I love my new toenail polish. I notice my feet and I remember how much I like them. I like my feet. They have been the one thing about my body that I've consistently liked. It feels good to have something other than pink sparkle on my toes. I'm concentrating on my toes, looking at them so long, they almost become alien. Two friends of mine are having babies soon. One of them already has a two year old son, who is beautiful and smart. The other friend got married six months after I did. She's due in six months. I haven't felt this close and this far from grown up, ever. All of my friends are married. They're having kids and becoming entirely different people. Change has to happen, and it's interesting to see what is changing. One of my friends, J., said that I'd lost my edge. I didn't agree with him initially because I felt the same. It wasn't until later that I realized I had lost a bit of my edge simply because I didn't need it to protect me anymore. I'd finally met someone who was doing it all for me. I didn't ever realize I'd stop protecting myself, that I'd subconsciously given my husband permission to do so, and that I could let him do it without worrying that he wouldn't do a good job.
Marriage isn't the only thing that causes change. Time. Age. Sensibility. Even if you don't change as a result of new things in your own life, you are forced to change because of the people around you. My friends no longer had me all to themselves. My mom was no longer the strongest voice in my life. They had to adapt. So what's the biggest change you've had to make? What's the biggest change someone has made because of you? What was the biggest influence for change in your life?

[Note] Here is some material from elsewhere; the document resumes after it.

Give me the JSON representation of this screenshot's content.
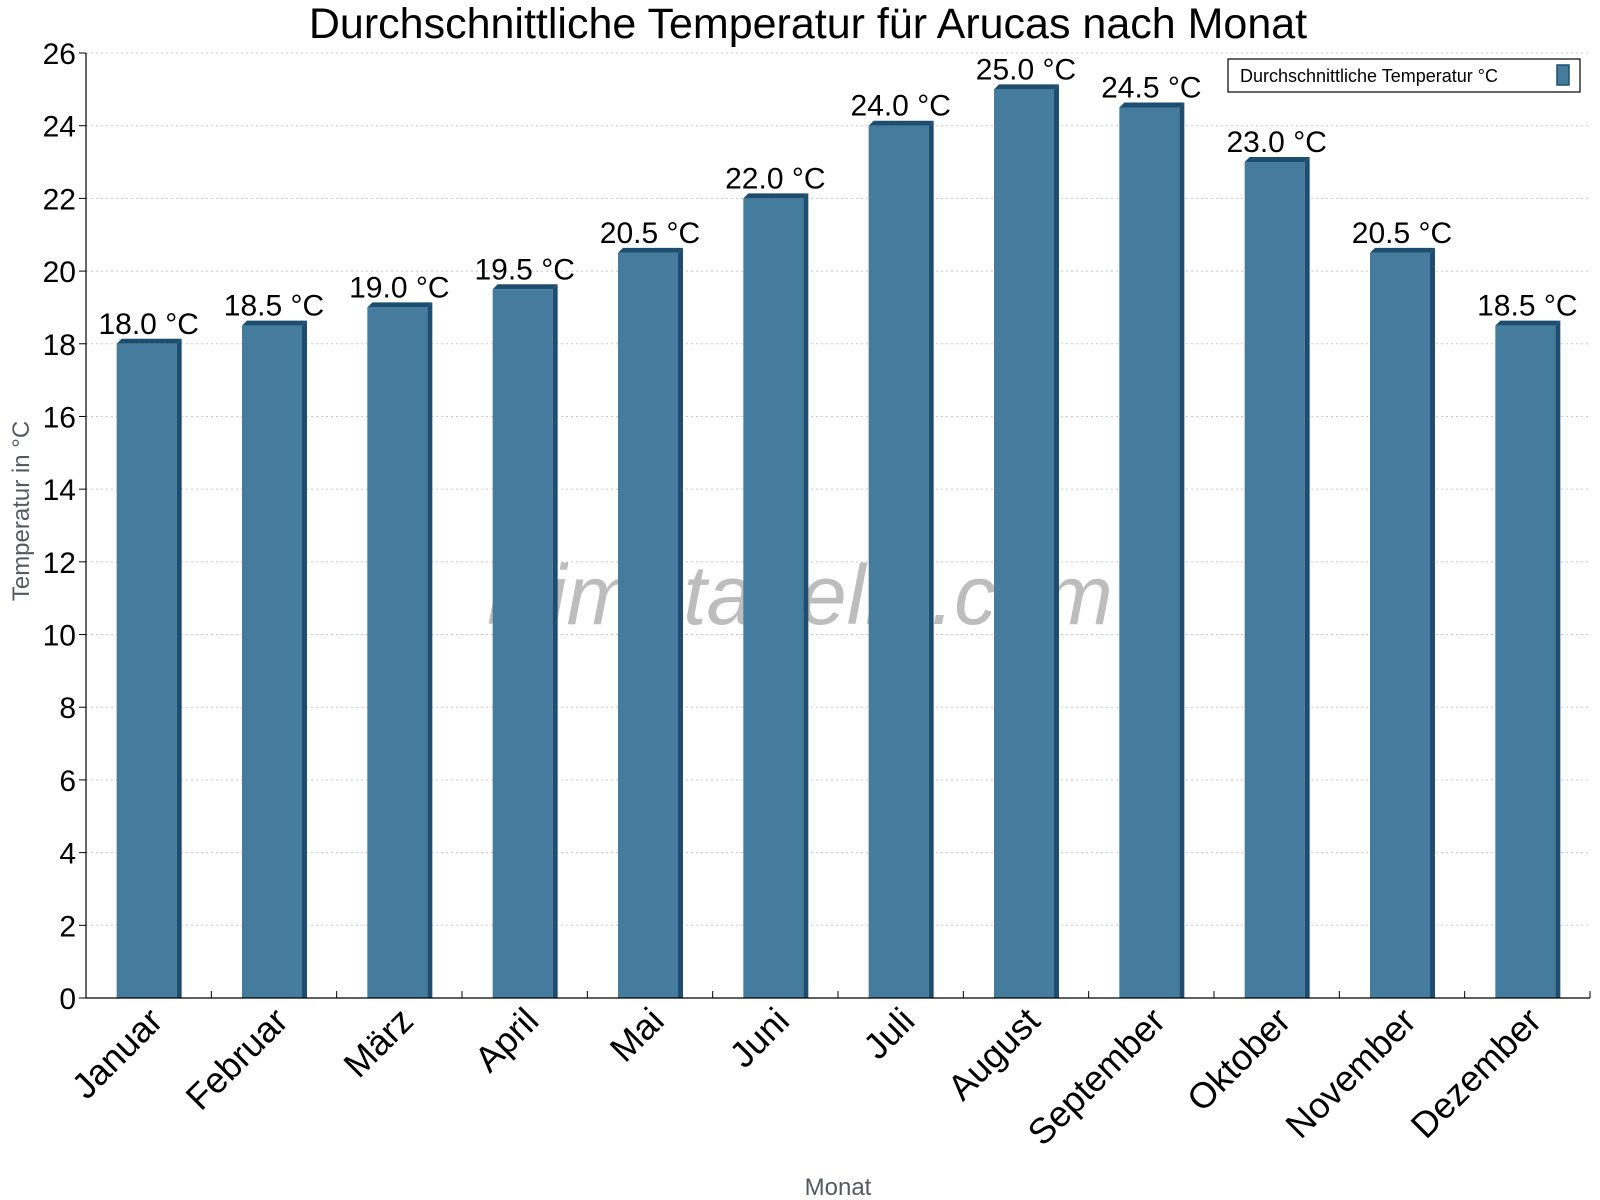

When I look at my feet, I'm glad I still like them. My body is changing because I'm getting older, my metabolism is slowing down and my sedentary lifestyle and mediocre eating habits are getting the better of the rest of my body. I am trying to honor my body and live a good, long life (I still intend to enjoy it) by exercising and changing my diet. But my feet are still pretty. The green polish is radiant on my toes. They are pretty and I'm glad that hasn't changed.